Obligatory caveat: Stats neophyte, R neophyte, trying to learn more.
I have daily traffic data for 3k URLs for the entirety of 2016. There is a broad cyclical seasonal trend that the majority of them share, but the extent to which this seasonality is expressed differs. There is a tremendous positive skew
to the distribution of traffic in the data (here the x axis shows the total amount of traffic).
I want to create six groups of 500 URLs for testing purposes and want to ensure that the variance in seasonality of each group is minimized so I can draw conclusions without running the rest for a year, but I don't really know how to proceed. I initially tried to do so by randomly assigning each URL to one of six groups, but since the skew is so nuts I don't really know how to test to ensure that the seasonality of my resultant groups is significantly different. Here
is a time series showing the variation in seasonality between each randomly generated group--the y axis is the % difference of the month relative to the month before it, which is why January isn't present.
To the eye, this looks like the same general trend is occurring, but there seems to be significant variation at certain points. Anyway, I'm hoping to do something reproducible so I don't want to just trust my gut.
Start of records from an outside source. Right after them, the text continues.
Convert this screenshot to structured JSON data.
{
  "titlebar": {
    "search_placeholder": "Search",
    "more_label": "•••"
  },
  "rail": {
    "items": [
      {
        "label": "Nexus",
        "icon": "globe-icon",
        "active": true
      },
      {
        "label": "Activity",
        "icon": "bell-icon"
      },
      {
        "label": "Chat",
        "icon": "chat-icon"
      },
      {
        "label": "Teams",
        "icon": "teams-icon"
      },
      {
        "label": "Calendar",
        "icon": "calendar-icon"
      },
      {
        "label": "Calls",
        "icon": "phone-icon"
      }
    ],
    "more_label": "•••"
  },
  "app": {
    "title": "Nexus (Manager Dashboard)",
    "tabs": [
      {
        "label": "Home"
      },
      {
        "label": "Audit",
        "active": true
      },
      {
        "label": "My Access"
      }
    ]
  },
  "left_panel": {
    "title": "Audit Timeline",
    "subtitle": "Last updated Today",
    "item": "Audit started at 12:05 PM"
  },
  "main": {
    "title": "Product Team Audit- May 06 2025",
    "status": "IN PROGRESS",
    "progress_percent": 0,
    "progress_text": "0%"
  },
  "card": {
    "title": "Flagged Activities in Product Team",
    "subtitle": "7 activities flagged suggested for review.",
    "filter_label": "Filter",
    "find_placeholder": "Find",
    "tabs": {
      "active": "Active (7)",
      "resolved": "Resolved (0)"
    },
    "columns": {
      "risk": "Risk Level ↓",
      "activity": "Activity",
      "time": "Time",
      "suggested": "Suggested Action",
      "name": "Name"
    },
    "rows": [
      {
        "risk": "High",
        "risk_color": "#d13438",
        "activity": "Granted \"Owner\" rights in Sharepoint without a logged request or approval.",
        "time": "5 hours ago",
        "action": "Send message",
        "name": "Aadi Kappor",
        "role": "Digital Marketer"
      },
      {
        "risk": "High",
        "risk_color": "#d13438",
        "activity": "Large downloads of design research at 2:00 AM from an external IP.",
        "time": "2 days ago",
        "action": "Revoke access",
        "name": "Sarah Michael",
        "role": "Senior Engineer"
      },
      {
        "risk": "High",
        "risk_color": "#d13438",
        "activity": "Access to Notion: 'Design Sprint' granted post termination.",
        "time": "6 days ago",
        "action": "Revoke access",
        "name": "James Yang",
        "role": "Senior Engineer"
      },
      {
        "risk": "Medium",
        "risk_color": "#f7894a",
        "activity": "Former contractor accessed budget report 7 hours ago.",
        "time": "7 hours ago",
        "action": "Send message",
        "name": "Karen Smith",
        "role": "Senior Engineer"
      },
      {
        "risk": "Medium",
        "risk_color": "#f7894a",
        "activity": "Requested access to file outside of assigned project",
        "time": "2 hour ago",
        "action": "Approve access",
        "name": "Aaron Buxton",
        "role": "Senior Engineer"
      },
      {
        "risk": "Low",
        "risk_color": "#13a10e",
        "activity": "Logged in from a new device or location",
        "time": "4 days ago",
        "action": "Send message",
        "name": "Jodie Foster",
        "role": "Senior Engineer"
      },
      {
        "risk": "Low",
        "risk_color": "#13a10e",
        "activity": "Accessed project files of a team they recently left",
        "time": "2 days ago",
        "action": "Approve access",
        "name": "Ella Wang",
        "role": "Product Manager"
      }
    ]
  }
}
I'm basically looking to apply the methodology found here for my own purposes. In this post, they indicated that they used t-tests to reinforce the assumption that the test groups aren't meaningfully different, but due to my data's skew, I don't think t-tests will tell me anything. I read about transforming the data using log transformation but even after that
the distribution wasn't remotely normal. After that I read about Box-Cox transformations but that got so confusing I couldn't make heads or tails of it--trying to execute it in R assumed I already had a linear model, and so far as I can tell I only have one variable.
Anyway, I'm really banging my head against a wall at this point. I would seriously appreciate any pointers you have. I'd already poked around CV and found stuff like this that didn't really help for reasons explained above. I'm not looking for a bulletproof solution, just something that can reasonably reduce some of the seasonal ambiguity.